The South Africa-based Gender Links, formed in 2001 to promote ‘gender equality in and through the media’ in Southern Africa, leads the media cluster of the Southern Africa Gender Protocol Alliance. Gender Links promotes media advocacy through global initiatives such as the Global Alliance on Media and Gender (GAMAG), hosting gender and media summits, developing policy in collaboration with regulators and working with media organizations through training and policy development. Gender Links is currently developing Centers of Excellence for Gender in the Media in 108 Newsroom across Southern Africa.

In 2016, the World Association for Christian Communication (WACC), the Global Media Monitoring Project (GMMP) Network and other partners launched a campaign to end news media sexism by 2020. The ‘End News Media Sexism’ campaign encourages and supports advocacy initiatives that promote changes in media policies and journalism practice. The campaign is taking a multi-disciplinary approach and uses a variety of different tools to promote awareness, including a gender scorecard against which media organizations are measured.

The African Women's Development and Communication Network (FEMNET), founded in 1988 as part of a broader project to promote women's empowerment in Africa, prioritizes women's development in the field of communication, where they have created and managed platforms to share information, ideas, strategies and experiences to foster cross-learning and more effective implementation of shared goals. FEMNET provides strategic policy recommendations through the production of reports and policy briefs. It has led extensive local capacity building initiatives, such as facilitating women's access to ICTs in Africa. In Asia, the South Asia Women's Network (SWAN) has rolled out a research project titled ‘Women for Change: Building a Gendered Media in South Asia’. Covering nine South Asian countries, it is partly supported by UNESCO's International Programme for the Development of Communication.

In addition, a number of national organizations work locally to redress the disparity in women's representation and participation in the media. Women, Media and Development (known by its Arabic acronym TAM) is a Palestine-based organization founded in 2004. TAM works with local women to promote their increased representation in the media and to foster an environment where they are able to effectively communicate and advocate for their rights. TAM provides training for women on how to access and use various media platforms, in addition to promoting community awareness and advocacy initiatives. TAM has facilitated capacity building and worked to counter stereotypes of women in the media by producing gender sensitive guides and training manuals, in addition to implementing projects that aim to increase women's access to decision-making positions and civic participation.

=== Formal and informal professional associations ===
A number of formal and informal networks of women media professionals also support women in the media. One of the oldest is the Alliance for Women in Media (AWM), originally established in 1951 as American Women in Radio and television, which supports women across all media to expand their networks, participate in training and professional development and celebrate their talents.

In 1975, it began its annual program of awards to recognize the work of program-makers and content-providers in promoting women and women's issues. A more regionally focused example is the Marie Colvin Journalists’ Network, a bilingual Arabic-English online community of women journalists working in the Arab world that aims to assist vulnerable local women journalists who lack support in relation to safety training, legal contracts, insurance or psychological care.

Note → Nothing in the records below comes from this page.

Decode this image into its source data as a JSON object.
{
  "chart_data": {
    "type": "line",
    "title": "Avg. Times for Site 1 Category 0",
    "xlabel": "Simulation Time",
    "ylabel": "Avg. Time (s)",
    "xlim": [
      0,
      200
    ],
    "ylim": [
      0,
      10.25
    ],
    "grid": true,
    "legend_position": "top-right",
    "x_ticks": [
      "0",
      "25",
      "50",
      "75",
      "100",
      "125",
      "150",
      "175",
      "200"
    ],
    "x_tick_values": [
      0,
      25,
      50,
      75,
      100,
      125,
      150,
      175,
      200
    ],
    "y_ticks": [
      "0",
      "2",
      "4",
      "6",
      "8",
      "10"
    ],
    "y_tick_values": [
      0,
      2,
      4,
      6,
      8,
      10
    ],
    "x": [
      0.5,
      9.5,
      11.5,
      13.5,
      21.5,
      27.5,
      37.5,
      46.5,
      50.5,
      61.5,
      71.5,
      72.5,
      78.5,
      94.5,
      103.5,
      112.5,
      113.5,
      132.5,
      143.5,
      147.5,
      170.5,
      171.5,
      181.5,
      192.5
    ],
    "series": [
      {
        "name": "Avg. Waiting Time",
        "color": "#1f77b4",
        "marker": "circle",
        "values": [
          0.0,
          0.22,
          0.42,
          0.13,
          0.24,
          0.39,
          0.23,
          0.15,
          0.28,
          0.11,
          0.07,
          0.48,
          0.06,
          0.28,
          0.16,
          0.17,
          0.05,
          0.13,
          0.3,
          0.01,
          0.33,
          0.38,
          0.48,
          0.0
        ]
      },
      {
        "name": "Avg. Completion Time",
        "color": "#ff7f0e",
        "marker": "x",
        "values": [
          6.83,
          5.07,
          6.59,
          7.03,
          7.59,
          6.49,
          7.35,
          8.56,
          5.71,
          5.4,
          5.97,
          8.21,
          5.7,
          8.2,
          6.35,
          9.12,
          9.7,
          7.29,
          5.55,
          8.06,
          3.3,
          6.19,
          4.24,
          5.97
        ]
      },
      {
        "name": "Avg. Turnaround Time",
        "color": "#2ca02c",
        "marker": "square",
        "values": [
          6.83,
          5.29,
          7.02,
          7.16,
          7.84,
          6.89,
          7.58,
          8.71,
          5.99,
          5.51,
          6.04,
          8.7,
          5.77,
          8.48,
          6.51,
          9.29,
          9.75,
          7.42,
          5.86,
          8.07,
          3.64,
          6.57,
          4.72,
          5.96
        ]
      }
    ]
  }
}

Media unions at local, regional and global levels have established caucuses for women and have campaigned to encourage more women to stand for elected office within formal union structures. In 2001, the International Federation of Journalists found that women represented 29 per cent of union membership in 38 countries but just 17 per cent of members on union governing bodies: in its 2010 report, it found that women's representation on boards had increased only slightly, to 15 per cent. In Europe, between 2006 and 2013, women's union membership went down from 45 per cent to 42 per cent and board membership also declined, from 39 per cent to 36 per cent.